A deal for India to buy nuclear reactors from Beijing could be years away, but Chinese President Xi Jinping’s agreement to explore options means his country may now be competing with the United States, France, Russia and several others.

“I think the Chinese are looking basically at the commercial angle, since India is going to be giving contracts for nearly  $150 billion in the next 10 to15 years,” said Srikanth Kondapalli, a China watcher at Delhi’s Jawaharlal Nehru University.

The announcement, made after Xi met Prime Minister Narendra Modi in New Delhi, comes on the heels of a deal India struck earlier this month to buy uranium from Australia to increase its fuel supplies.

Days before that, Modi and Japanese Prime Minister Shinzo Abe agreed to accelerate talks on a nuclear energy pact. Nuclear  power, which currently accounts for just 3 per cent of India’s output, is key to future energy plans in India, where a quarter of the 1.2 billion population has little or no access to electricity.

India operates 20 mostly small reactors at six sites with a capacity of 4,780 MW, according to the Nuclear Power Corporation of India Limited.

The government hopes to increase its nuclear capacity to 63,000 MW by 2032 by adding nearly 30 reactors at an estimated cost of $85 billion.

The talks with China will be a further boost to India’s bid for international acceptance as a nuclear power producer even though it has not signed the nuclear non-proliferation treaty.

India open for business

India faced sanctions after testing nuclear weapons in 1998, but the restrictions have eroded since a 2008 US deal that recognised its growing economic weight as well as safeguards against diversion of civilian fuel for military purposes.

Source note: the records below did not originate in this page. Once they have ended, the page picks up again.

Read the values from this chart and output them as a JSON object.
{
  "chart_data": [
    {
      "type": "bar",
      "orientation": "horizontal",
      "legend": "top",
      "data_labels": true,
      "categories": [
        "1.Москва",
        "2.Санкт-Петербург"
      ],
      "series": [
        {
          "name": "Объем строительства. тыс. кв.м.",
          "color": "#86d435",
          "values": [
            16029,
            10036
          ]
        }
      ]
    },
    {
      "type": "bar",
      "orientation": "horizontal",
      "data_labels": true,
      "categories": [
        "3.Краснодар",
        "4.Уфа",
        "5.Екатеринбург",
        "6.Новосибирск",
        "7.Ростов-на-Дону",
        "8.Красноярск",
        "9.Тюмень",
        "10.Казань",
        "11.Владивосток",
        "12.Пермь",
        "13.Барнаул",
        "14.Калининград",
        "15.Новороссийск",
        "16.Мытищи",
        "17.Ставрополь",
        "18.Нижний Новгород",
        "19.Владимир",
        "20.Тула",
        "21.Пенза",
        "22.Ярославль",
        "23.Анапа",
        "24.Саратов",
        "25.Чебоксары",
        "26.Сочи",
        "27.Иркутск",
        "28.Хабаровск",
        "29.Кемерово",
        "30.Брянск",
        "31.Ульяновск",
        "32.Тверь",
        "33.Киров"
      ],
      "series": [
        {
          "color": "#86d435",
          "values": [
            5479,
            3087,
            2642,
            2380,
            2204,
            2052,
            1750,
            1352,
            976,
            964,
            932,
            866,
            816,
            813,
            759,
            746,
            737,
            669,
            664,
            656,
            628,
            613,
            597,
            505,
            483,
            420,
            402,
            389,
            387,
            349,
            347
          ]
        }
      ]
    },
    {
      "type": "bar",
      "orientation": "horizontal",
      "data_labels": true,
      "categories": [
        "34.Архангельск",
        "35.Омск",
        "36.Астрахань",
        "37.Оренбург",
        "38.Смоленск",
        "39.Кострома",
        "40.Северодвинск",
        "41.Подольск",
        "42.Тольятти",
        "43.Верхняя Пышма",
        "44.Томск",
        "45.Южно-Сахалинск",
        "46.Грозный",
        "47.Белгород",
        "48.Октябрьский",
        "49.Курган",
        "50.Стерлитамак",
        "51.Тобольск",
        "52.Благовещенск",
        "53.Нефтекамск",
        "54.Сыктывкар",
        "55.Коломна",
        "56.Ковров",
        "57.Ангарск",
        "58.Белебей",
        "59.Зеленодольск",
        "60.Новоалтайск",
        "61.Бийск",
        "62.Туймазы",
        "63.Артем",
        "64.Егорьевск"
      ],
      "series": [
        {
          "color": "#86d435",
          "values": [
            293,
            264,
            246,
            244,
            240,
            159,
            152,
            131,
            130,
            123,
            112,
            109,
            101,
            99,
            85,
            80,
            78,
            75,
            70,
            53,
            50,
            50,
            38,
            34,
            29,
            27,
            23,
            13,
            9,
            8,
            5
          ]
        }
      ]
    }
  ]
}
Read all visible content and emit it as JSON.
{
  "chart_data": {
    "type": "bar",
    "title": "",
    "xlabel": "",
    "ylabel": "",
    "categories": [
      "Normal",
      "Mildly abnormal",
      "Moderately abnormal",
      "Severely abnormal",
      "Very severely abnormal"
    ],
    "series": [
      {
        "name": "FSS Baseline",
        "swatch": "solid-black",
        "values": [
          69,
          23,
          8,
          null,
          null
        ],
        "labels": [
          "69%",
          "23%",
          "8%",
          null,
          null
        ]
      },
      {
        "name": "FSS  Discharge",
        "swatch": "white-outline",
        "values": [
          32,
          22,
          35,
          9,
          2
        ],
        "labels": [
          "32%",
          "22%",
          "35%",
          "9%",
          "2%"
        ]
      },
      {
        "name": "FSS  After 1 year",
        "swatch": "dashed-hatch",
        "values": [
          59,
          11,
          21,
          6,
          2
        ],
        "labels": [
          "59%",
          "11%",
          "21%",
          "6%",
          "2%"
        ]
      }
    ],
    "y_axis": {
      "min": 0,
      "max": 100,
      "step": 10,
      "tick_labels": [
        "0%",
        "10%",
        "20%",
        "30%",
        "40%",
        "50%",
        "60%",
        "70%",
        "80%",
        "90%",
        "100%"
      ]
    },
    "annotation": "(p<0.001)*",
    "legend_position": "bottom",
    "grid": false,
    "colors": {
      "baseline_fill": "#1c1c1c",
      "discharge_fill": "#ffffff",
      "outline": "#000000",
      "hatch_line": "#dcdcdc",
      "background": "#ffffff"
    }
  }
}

It now has nuclear energy agreements with about a dozen countries and imports uranium from France, Russia and Kazakhstan.

“It’s a way for India to explore other options,” said WPS Sidhu, a senior fellow at Brookings India, on the agreement between New Delhi and Beijing to open talks.

Since the pact with Washington, which allowed India to import nuclear fuel and technology without giving up its military programme, Toshiba’s US nuclear unit Westinghouse has been looking to build a nuclear power plant in the western Indian state of Gujarat.

But getting foreign players up and running in India’s nuclear power sector has been largely elusive due to disagreements over pricing and a liability law that suppliers worry leaves them overexposed in the event of an accident.

“There are ways of being flexible, but the companies have to decide to move ahead,” an Indian official said.

He said talks with Russia to build two units at the Kudankulam nuclear power project in southern India, which had been deadlocked, moved forward in March “within the parameters of the liability law”. “India is open for business,” he said.

“The aim is to resolve any issues that need to be ironed out.” Broader nuclear cooperation in Asia has in the past been hampered by geopolitical tensions, said Rajiv Nayan, a senior research associate at the Institute for Defence Studies and Analyses in New Delhi.

The US-India deal irked both Pakistan, India’s nuclear-armed neighbour, and China, which saw it as an attempt by Washington to counteract Beijing’s growing influence in the region.

Last year, China committed $6.5 billion to finance the construction of two nuclear reactors in Pakistan’s port city of Karachi, and the two nations are in conversation about building three more plants, according to a Pakistani official.